The activism of Satyajit Ray and Mrinal Sen is different. Sen is found impatient from the start of his films to get his message across. Those acquainted with Sen's politically vocal movies can sense in a gap of a few sequences in any of his film the prologue to the message. One can readily cite the instances of a number of such films directed by Mrinal Sen. The films include 'Interview' (1970), 'Calcutta 71' (1972), and 'Padatik' (1973). The story-line of all the three movies is based on the Kolkata mega city in the 1970s.

The seemingly non-stop political turbulence, coupled with the left extremists' violent war on the 'class enemies', and the merciless police operations against the 'Naxalites' ruled the roost during the period. Kolkata in those days turned into a city of panic and nightmares. The silent and helpless victims of that critical time turned out to be the city's middle class. By nature a non-conformist and radical, Mrinal Sen didn't waste time to pick the Kolkata of the 1970s as the subject of a number of his remarkable movies, besides the 'Calcutta Trilogy'.

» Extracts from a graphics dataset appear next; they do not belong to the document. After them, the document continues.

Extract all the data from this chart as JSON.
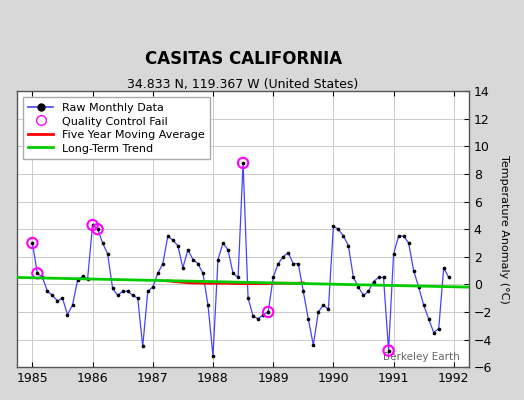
{
  "title": "CASITAS CALIFORNIA",
  "subtitle": "34.833 N, 119.367 W (United States)",
  "ylabel": "Temperature Anomaly (°C)",
  "watermark": "Berkeley Earth",
  "xlim": [
    1984.75,
    1992.25
  ],
  "ylim": [
    -6,
    14
  ],
  "yticks": [
    -6,
    -4,
    -2,
    0,
    2,
    4,
    6,
    8,
    10,
    12,
    14
  ],
  "xticks": [
    1985,
    1986,
    1987,
    1988,
    1989,
    1990,
    1991,
    1992
  ],
  "background_color": "#d8d8d8",
  "plot_bg_color": "#ffffff",
  "raw_color": "#4444ff",
  "dot_color": "#000000",
  "qc_color": "#ff00ff",
  "moving_avg_color": "#ff0000",
  "trend_color": "#00cc00",
  "raw_x": [
    1985.0,
    1985.083,
    1985.167,
    1985.25,
    1985.333,
    1985.417,
    1985.5,
    1985.583,
    1985.667,
    1985.75,
    1985.833,
    1985.917,
    1986.0,
    1986.083,
    1986.167,
    1986.25,
    1986.333,
    1986.417,
    1986.5,
    1986.583,
    1986.667,
    1986.75,
    1986.833,
    1986.917,
    1987.0,
    1987.083,
    1987.167,
    1987.25,
    1987.333,
    1987.417,
    1987.5,
    1987.583,
    1987.667,
    1987.75,
    1987.833,
    1987.917,
    1988.0,
    1988.083,
    1988.167,
    1988.25,
    1988.333,
    1988.417,
    1988.5,
    1988.583,
    1988.667,
    1988.75,
    1988.833,
    1988.917,
    1989.0,
    1989.083,
    1989.167,
    1989.25,
    1989.333,
    1989.417,
    1989.5,
    1989.583,
    1989.667,
    1989.75,
    1989.833,
    1989.917,
    1990.0,
    1990.083,
    1990.167,
    1990.25,
    1990.333,
    1990.417,
    1990.5,
    1990.583,
    1990.667,
    1990.75,
    1990.833,
    1990.917,
    1991.0,
    1991.083,
    1991.167,
    1991.25,
    1991.333,
    1991.417,
    1991.5,
    1991.583,
    1991.667,
    1991.75,
    1991.833,
    1991.917
  ],
  "raw_y": [
    3.0,
    0.8,
    0.5,
    -0.5,
    -0.8,
    -1.2,
    -1.0,
    -2.2,
    -1.5,
    0.3,
    0.6,
    0.4,
    4.3,
    4.0,
    3.0,
    2.2,
    -0.3,
    -0.8,
    -0.5,
    -0.5,
    -0.8,
    -1.0,
    -4.5,
    -0.5,
    -0.2,
    0.8,
    1.5,
    3.5,
    3.2,
    2.8,
    1.2,
    2.5,
    1.8,
    1.5,
    0.8,
    -1.5,
    -5.2,
    1.8,
    3.0,
    2.5,
    0.8,
    0.5,
    8.8,
    -1.0,
    -2.3,
    -2.5,
    -2.2,
    -2.0,
    0.5,
    1.5,
    2.0,
    2.3,
    1.5,
    1.5,
    -0.5,
    -2.5,
    -4.4,
    -2.0,
    -1.5,
    -1.8,
    4.2,
    4.0,
    3.5,
    2.8,
    0.5,
    -0.2,
    -0.8,
    -0.5,
    0.2,
    0.5,
    0.5,
    -4.8,
    2.2,
    3.5,
    3.5,
    3.0,
    1.0,
    -0.2,
    -1.5,
    -2.5,
    -3.5,
    -3.2,
    1.2,
    0.5
  ],
  "qc_fail_x": [
    1985.0,
    1985.083,
    1986.0,
    1986.083,
    1988.5,
    1988.917,
    1990.917
  ],
  "qc_fail_y": [
    3.0,
    0.8,
    4.3,
    4.0,
    8.8,
    -2.0,
    -4.8
  ],
  "moving_avg_x": [
    1987.25,
    1987.333,
    1987.417,
    1987.5,
    1987.583,
    1987.667,
    1987.75,
    1987.833,
    1987.917,
    1988.0,
    1988.083,
    1988.167,
    1988.25,
    1988.333,
    1988.417,
    1988.5,
    1988.583,
    1988.667,
    1988.75,
    1988.833,
    1988.917,
    1989.0,
    1989.083,
    1989.167,
    1989.25,
    1989.333,
    1989.417,
    1989.5
  ],
  "moving_avg_y": [
    0.25,
    0.22,
    0.18,
    0.15,
    0.12,
    0.1,
    0.1,
    0.08,
    0.08,
    0.08,
    0.08,
    0.08,
    0.08,
    0.06,
    0.06,
    0.05,
    0.05,
    0.05,
    0.05,
    0.05,
    0.05,
    0.08,
    0.08,
    0.08,
    0.08,
    0.08,
    0.08,
    0.1
  ],
  "trend_x": [
    1984.75,
    1992.25
  ],
  "trend_y": [
    0.5,
    -0.2
  ]
}
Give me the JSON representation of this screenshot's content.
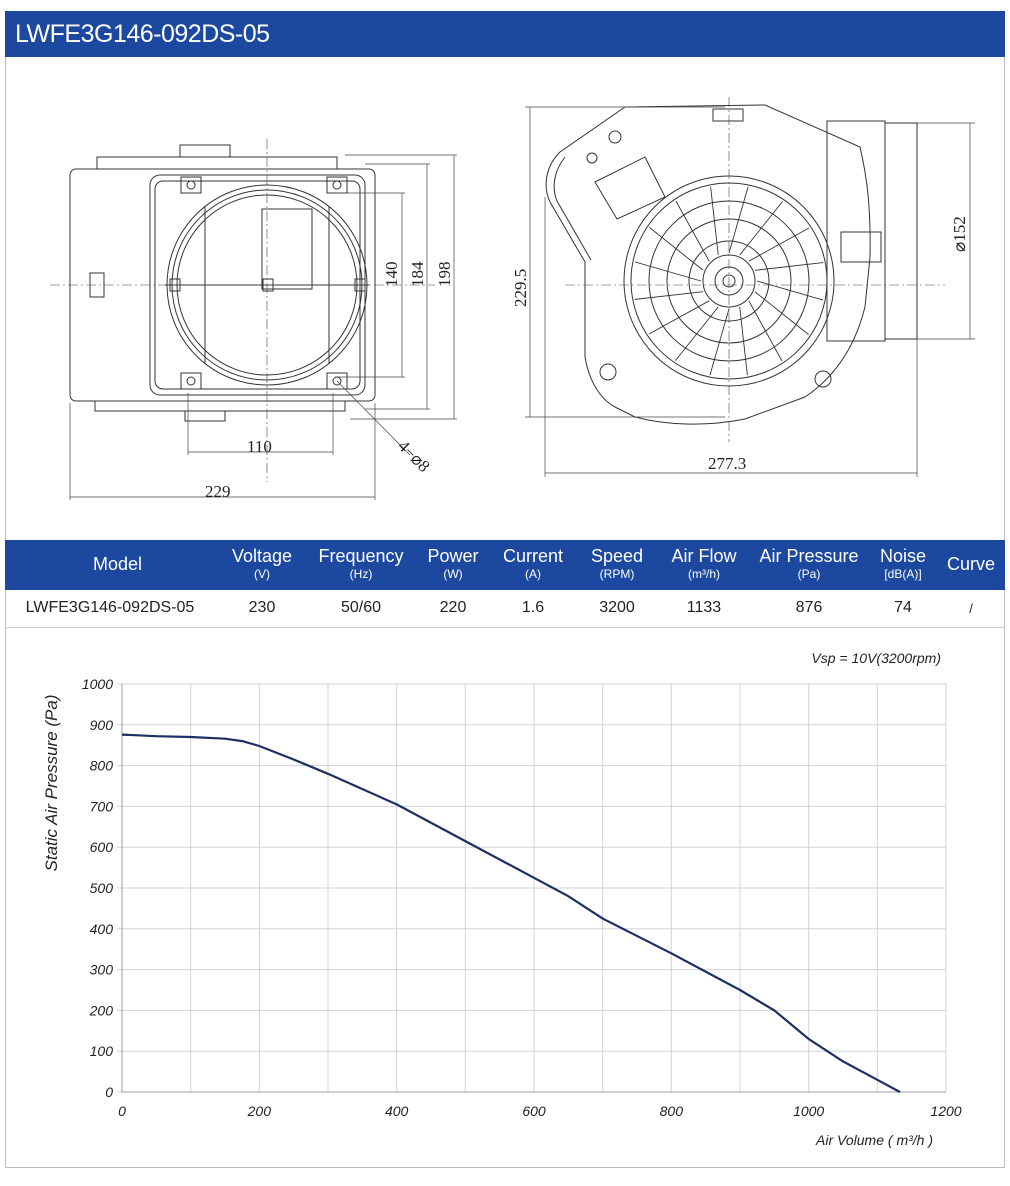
{
  "title": "LWFE3G146-092DS-05",
  "drawing_left": {
    "dims": {
      "d110": "110",
      "d229": "229",
      "d140": "140",
      "d184": "184",
      "d198": "198",
      "holes": "4−⌀8"
    }
  },
  "drawing_right": {
    "dims": {
      "d229_5": "229.5",
      "d277_3": "277.3",
      "d152": "⌀152"
    }
  },
  "spec_table": {
    "headers": [
      {
        "label": "Model",
        "unit": ""
      },
      {
        "label": "Voltage",
        "unit": "(V)"
      },
      {
        "label": "Frequency",
        "unit": "(Hz)"
      },
      {
        "label": "Power",
        "unit": "(W)"
      },
      {
        "label": "Current",
        "unit": "(A)"
      },
      {
        "label": "Speed",
        "unit": "(RPM)"
      },
      {
        "label": "Air Flow",
        "unit": "(m³/h)"
      },
      {
        "label": "Air Pressure",
        "unit": "(Pa)"
      },
      {
        "label": "Noise",
        "unit": "[dB(A)]"
      },
      {
        "label": "Curve",
        "unit": ""
      }
    ],
    "row": [
      "LWFE3G146-092DS-05",
      "230",
      "50/60",
      "220",
      "1.6",
      "3200",
      "1133",
      "876",
      "74",
      "/"
    ]
  },
  "chart_data": {
    "type": "line",
    "annotation": "Vsp = 10V(3200rpm)",
    "xlabel": "Air Volume ( m³/h )",
    "ylabel": "Static Air Pressure  (Pa)",
    "xlim": [
      0,
      1200
    ],
    "ylim": [
      0,
      1000
    ],
    "xticks": [
      0,
      200,
      400,
      600,
      800,
      1000,
      1200
    ],
    "yticks": [
      0,
      100,
      200,
      300,
      400,
      500,
      600,
      700,
      800,
      900,
      1000
    ],
    "grid": true,
    "line_color": "#1b2f63",
    "series": [
      {
        "x": [
          0,
          50,
          100,
          150,
          175,
          200,
          250,
          300,
          400,
          500,
          600,
          650,
          700,
          800,
          900,
          950,
          1000,
          1050,
          1100,
          1133
        ],
        "values": [
          876,
          872,
          870,
          866,
          860,
          848,
          815,
          780,
          705,
          615,
          525,
          480,
          425,
          340,
          250,
          200,
          130,
          75,
          30,
          0
        ]
      }
    ]
  },
  "colors": {
    "brand": "#1d48a0",
    "curve": "#1b2f63",
    "grid": "#cfd3d9"
  }
}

Many serious movie-goers are not aware of a vital fact. Except his close circles, lots of Ray fans do not know that the socially conscious and impeccably humanitarian Satyajit Ray began thinking of making a full-length feature on the Kolkata of the late 1960s-`70s much ahead of others. He made the movie 'Pratidwandi' in 1970. Seeing its warm audience response, he directed the second and the third films on the similar theme --- 'Seemaboddho' (1971) and 'Jana Oronyo' (1976). All these three films finally made what was later known as the Ray Trilogy. Though known as a film-maker with a classical temperament, Satyajit Ray had all along been a politically conscious artist. Also history-conscious, he didn't want to remain confined to the Kolkata realities. Finally, he turned to the restive days of the Indian Independence movement as depicted in the fictions and short stories by Tagore, with Bengal in focus. The outstanding films include 'Charulata', 'Gharey Bairey' etc.    

Ray loves to put added stress on the interpretation and dissection of reality before coming to a conclusion --- sarcastic, pitiful or that filled with stoic indifference. The 29 feature films directed by the master director mostly uphold human virtues. Resembling great artists in different mediums, Ray has tried to assess man in different situations. In 'Jalshaghar' he tried to portray the helplessness of a decadent feudal lord. On the other hand, he attempts to release his childhood world of subconscious fantasies in 'Gupi Gaen Bagha Baen' and 'Hirok Rajar Deshe' --- the latter acclaimed also as a political satire. Man's state of bafflement amid the vastness of the Himalayan nature finds spontaneous expression in 'Kanchanjangha'. Ray's creative sensibilities fan out to the furthest possible limits of human capabilities to explore the mysteries of existence. At the same time, he was conscious both politically and socially. Many of his films bear witness to it.